Environmental groups say Pennsylvania’s federally mandated plan to reduce smog would allow coal-fired power plants to emit more pollution than they do now.
The state has been working on a proposal to curb ground-level ozone in 17 counties where the federal government says smog levels remain too high and pose a health risk to the young, the elderly, people with asthma and others. The proposed regulations will be published Saturday.
The Sierra Club, the American Lung Association and other groups say that proposed emissions limits for coal-fired power plants are too lax. The biggest plants would be allowed to release more than 130,000 tons of smog-causing nitrogen oxides annually - 40 percent more than they do now, according to an analysis by the Sierra Club.
Produced during combustion, nitrogen oxides, or NOx, combine with volatile organic compounds to form ground-level ozone, which can worsen such respiratory conditions as bronchitis and asthma.
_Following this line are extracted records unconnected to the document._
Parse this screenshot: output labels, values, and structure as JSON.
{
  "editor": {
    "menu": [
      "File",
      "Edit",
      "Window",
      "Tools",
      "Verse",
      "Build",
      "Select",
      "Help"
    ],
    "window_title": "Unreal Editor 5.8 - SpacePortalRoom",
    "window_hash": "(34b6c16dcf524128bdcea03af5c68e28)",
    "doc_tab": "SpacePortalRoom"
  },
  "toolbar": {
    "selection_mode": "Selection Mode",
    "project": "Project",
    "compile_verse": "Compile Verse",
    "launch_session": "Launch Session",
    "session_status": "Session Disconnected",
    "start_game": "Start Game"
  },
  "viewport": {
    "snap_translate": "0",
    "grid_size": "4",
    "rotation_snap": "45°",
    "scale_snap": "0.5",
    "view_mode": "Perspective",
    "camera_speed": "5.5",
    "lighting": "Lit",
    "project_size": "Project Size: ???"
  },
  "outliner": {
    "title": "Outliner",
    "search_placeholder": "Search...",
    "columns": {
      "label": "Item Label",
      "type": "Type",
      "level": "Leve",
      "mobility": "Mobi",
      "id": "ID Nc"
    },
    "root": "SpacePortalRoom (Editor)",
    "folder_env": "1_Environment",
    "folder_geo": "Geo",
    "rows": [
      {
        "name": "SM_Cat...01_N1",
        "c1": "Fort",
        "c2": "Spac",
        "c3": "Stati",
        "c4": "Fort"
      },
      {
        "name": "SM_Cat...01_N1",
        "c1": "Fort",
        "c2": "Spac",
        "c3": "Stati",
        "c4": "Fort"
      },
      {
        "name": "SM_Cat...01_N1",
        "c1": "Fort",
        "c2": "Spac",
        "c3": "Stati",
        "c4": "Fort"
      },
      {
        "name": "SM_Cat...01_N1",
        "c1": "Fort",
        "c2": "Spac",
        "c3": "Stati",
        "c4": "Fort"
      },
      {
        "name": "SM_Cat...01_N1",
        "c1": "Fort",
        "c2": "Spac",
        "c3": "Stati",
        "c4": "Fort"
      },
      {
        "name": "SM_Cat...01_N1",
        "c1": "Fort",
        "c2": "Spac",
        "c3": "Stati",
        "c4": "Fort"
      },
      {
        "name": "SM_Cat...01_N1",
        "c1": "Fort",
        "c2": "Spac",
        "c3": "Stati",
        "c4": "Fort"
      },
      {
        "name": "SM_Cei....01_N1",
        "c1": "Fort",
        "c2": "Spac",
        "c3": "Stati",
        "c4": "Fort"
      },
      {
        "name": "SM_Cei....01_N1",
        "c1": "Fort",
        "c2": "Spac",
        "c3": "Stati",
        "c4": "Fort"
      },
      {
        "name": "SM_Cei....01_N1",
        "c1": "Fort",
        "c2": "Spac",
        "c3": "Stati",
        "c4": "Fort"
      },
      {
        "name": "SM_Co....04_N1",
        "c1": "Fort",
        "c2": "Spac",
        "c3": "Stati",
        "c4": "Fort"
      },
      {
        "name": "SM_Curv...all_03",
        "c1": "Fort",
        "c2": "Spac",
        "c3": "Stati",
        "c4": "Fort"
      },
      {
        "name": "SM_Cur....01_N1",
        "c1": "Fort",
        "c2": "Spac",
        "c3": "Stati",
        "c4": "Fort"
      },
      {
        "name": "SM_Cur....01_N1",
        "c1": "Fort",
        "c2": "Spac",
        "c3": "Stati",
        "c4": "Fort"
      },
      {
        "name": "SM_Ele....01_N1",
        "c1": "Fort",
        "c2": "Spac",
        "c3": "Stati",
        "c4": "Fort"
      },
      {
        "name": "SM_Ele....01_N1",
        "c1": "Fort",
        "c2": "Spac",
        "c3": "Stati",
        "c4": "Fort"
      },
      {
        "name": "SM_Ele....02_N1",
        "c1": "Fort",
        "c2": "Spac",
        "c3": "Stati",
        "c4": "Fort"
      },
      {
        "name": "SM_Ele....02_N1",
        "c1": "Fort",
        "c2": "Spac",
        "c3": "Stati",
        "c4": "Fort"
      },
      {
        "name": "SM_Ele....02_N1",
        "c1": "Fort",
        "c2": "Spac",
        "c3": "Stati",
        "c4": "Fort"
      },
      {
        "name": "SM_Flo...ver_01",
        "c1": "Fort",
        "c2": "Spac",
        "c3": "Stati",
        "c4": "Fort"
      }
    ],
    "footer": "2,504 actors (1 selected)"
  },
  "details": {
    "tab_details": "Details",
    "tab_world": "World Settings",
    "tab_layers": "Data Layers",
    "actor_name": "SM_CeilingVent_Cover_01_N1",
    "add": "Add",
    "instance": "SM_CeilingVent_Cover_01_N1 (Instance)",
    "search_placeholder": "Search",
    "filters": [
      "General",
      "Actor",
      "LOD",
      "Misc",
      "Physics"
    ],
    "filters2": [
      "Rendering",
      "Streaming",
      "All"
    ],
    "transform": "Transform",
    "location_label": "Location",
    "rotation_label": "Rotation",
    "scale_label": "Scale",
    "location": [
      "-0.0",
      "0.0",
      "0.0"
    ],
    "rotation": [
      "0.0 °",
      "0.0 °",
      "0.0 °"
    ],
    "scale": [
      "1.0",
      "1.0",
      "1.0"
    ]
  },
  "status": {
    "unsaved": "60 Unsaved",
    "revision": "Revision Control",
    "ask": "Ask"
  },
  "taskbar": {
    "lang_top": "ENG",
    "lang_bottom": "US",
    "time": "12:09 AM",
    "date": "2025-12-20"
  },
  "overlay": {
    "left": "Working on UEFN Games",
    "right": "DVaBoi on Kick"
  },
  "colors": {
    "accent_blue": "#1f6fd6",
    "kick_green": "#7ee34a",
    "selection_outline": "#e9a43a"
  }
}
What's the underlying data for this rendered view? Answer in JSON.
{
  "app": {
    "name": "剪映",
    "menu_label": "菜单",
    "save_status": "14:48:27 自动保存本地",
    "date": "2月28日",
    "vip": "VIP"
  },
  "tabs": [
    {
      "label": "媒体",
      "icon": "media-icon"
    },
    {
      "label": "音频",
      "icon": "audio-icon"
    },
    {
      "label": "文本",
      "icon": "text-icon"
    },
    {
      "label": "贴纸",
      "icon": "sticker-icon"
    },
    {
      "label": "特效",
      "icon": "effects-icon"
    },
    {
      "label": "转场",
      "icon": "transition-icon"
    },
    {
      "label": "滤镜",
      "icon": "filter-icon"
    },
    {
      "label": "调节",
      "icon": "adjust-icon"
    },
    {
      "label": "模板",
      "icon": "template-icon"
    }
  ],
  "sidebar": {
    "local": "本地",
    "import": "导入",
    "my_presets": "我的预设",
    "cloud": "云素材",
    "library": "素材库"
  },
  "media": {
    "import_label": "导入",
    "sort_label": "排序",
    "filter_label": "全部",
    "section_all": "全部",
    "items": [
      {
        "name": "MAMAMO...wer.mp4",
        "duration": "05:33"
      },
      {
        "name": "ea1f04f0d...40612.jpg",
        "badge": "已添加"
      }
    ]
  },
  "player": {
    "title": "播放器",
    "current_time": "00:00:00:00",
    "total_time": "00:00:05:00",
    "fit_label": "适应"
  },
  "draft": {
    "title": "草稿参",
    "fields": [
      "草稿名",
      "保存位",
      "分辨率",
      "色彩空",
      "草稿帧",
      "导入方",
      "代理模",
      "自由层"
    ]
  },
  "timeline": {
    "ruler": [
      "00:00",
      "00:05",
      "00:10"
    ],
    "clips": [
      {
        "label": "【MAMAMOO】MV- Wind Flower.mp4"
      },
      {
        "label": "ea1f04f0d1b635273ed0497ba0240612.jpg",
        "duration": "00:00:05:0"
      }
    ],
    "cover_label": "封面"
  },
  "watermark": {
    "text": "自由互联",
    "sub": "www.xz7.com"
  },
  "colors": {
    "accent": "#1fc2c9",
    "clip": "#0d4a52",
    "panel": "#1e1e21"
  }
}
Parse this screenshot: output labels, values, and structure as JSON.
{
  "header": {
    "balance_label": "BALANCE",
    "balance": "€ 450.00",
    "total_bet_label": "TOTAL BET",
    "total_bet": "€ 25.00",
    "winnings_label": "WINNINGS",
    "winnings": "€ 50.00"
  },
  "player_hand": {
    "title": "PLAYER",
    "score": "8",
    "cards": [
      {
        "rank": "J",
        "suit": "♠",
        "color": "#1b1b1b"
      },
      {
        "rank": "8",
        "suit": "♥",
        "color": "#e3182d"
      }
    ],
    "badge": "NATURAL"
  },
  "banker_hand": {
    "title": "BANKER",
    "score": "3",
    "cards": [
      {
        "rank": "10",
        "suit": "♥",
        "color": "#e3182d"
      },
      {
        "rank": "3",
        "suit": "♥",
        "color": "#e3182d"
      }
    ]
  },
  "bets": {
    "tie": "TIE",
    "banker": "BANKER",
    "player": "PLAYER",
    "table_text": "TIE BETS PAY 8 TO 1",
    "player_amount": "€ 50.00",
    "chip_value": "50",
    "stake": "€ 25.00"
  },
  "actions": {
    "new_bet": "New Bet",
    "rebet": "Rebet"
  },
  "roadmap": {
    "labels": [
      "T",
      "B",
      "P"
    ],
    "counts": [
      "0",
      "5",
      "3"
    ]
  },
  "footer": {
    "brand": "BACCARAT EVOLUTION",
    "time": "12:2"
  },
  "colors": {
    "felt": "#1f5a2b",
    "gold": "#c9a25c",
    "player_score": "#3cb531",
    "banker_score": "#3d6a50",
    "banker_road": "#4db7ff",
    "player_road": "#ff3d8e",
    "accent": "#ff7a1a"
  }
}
The primary culprits are vehicle exhaust and electrical power plants.
Power plants “are the single largest source of smog-causing pollution and they are not being meaningfully addressed,” Sierra Club spokeswoman Kim Teplitzky said Wednesday. “That they would even put this into a draft is astounding.”
Power companies say they have already taken steps to reduce emissions at coal-fired plants.
FirstEnergy, the Ohio-based company that owns Pennsylvania’s largest electric power plant, the Bruce Mansfield facility in Shippingport, has already reduced nitrogen oxides by 80 percent and plans to install another $465 million worth of new environmental controls companywide, said company spokeswoman Stephanie Walton.
PPL Corp.’s coal-fired power plants have reduced nitrogen oxides emissions by 19 percent over five years, said George Lewis, spokesman for the Allentown-based utility.
He said PPL believes the DEP proposal is reasonable.
“The objective is to reduce NOx emissions without imposing undue economic burdens on the plants that would make them uncompetitive with other power generation sources. DEP’s proposed … limit strikes the right balance of cleaner air and reliable electricity supply,” said Lewis.
Pennsylvania has already seen significant improvements in air quality. The state reported nearly four times as many dangerous ozone days - at twice as many monitoring sites - in 2003 than in 2013, a reflection of more stringent vehicle emissions regulations and a transition to cleaner-burning fuels.
But the state is under a federal mandate to reduce smog in its heavily populated southwest and southeast corners, and must submit a plan to federal regulators by July. The standards would apply to 192 polluting facilities statewide, including those used by power plants, refineries, natural gas pipelines, cement kilns, pharmaceutical makers, hospitals and many other institutions and industries.
“Pennsylvania has made huge strides. At the same time, we’re not where we need to be,” said Kevin Stewart, director of environmental health at the American Lung Association of the Mid-Atlantic.
He said the proposed smog standards could give power companies an incentive to forgo the use of pollution controls.
“The concern is that this may well give a free pass to not using that control technology, and allowing a lot more air pollution going into the air that can affect ground-level ozone,” he said.
But DEP spokeswoman Morgan Wagner said that with power plants having to install pollution-control equipment to comply with new federal mercury standards, “significant collateral NOx emission reductions will be realized.”